Greg : Quelles informations donneriez-vous au public, aux éleveurs, amateurs ou personnes travaillant dans l'industrie pour les aider à jouer leur rôle?

René : La première chose que j'aurais à dire c'est pour les consommateurs que la peste porcine n'est pas un risque pour la santé humaine. Ça, je pense que c'est important de le savoir parce qu'advenant qu'il y aurait un cas au Canada, le premier réflexe du consommateur c'est « Est-ce que ma nourriture est encore salubre? Est-ce que c'est encore bon? ». Puis, ça je pense que c'est important que les gens le sachent avant que ça arrive. On espère que ça arrive jamais, mais advenant le cas, je pense que c'est important que les gens soient sensibilisés à cette réalité-là.

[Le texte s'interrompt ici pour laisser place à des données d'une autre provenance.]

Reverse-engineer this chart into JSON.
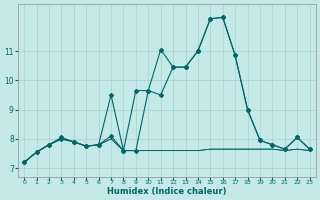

Ensuite, pour les producteurs amateurs, c'est important de s'assurer de ne pas utiliser de restants de table, d'utiliser seulement des aliments pour les porcs comme aliments pour les porcs et non toute autre chose pour ne pas introduire la maladie au pays.

Puis au niveau des producteurs, ce qu'on se dit entre nous, c'est de s'assurer de garder une biosécurité élevée, ne jamais baisser la garde puis être toujours dans un mode d'amélioration de ces processus pour être encore meilleurs.

Greg : René et Martin – merci beaucoup de parler avec nous aujourd'hui.

René : Merci, merci à vous d'avoir pris le temps aussi de poser des questions. C'est bien apprécié.

Martin : Merci pour l'occasion de démontrer que nous sommes au-dessus de notre affaire.

Michelle : Si vous voyagez, signalez les produits de porc que vous ramenez avec vous. La maladie peut persister dans la viande et pourrait être transmise aux porcs sauvages ou domestiques. Et.... Cela pourrait également vous coûter 1 300 $. Oh.. et rappelez à votre famille à l'étranger qu'elle ne doit pas vous envoyer de produits alimentaires contenant du porc!

Greg : Si vous êtes agriculteurs ou même quelqu'un qui possède quelques animaux, vous savez probablement qu'il est illégal de nourrir des porcs avec des restants de nourriture internationaux. Essayez d'éviter tout contact entre vos porcs et des sangliers, notamment en protégeant vos champs, vos pâturages, vos sources d'eau, et leur nourriture de toute contamination.

Michelle : Les visiteurs, ou vos employés qui ont voyagé à l'étranger devraient aussi attendre au moins 14 jours avant de retourner dans votre ferme.

Greg : Et, si vous soupçonnez que votre porc est atteint de la peste porcine africaine, signalez-le à votre vétérinaire aussitôt que possible.

Michelle : Le Canada fait tout ce qu'il peut pour protéger ses porcs et son industrie porcine, une industrie de 24 $ milliard. La prévention est l'objectif. Mais si la maladie devait traverser nos frontières, il est bon de savoir que nous sommes préparés.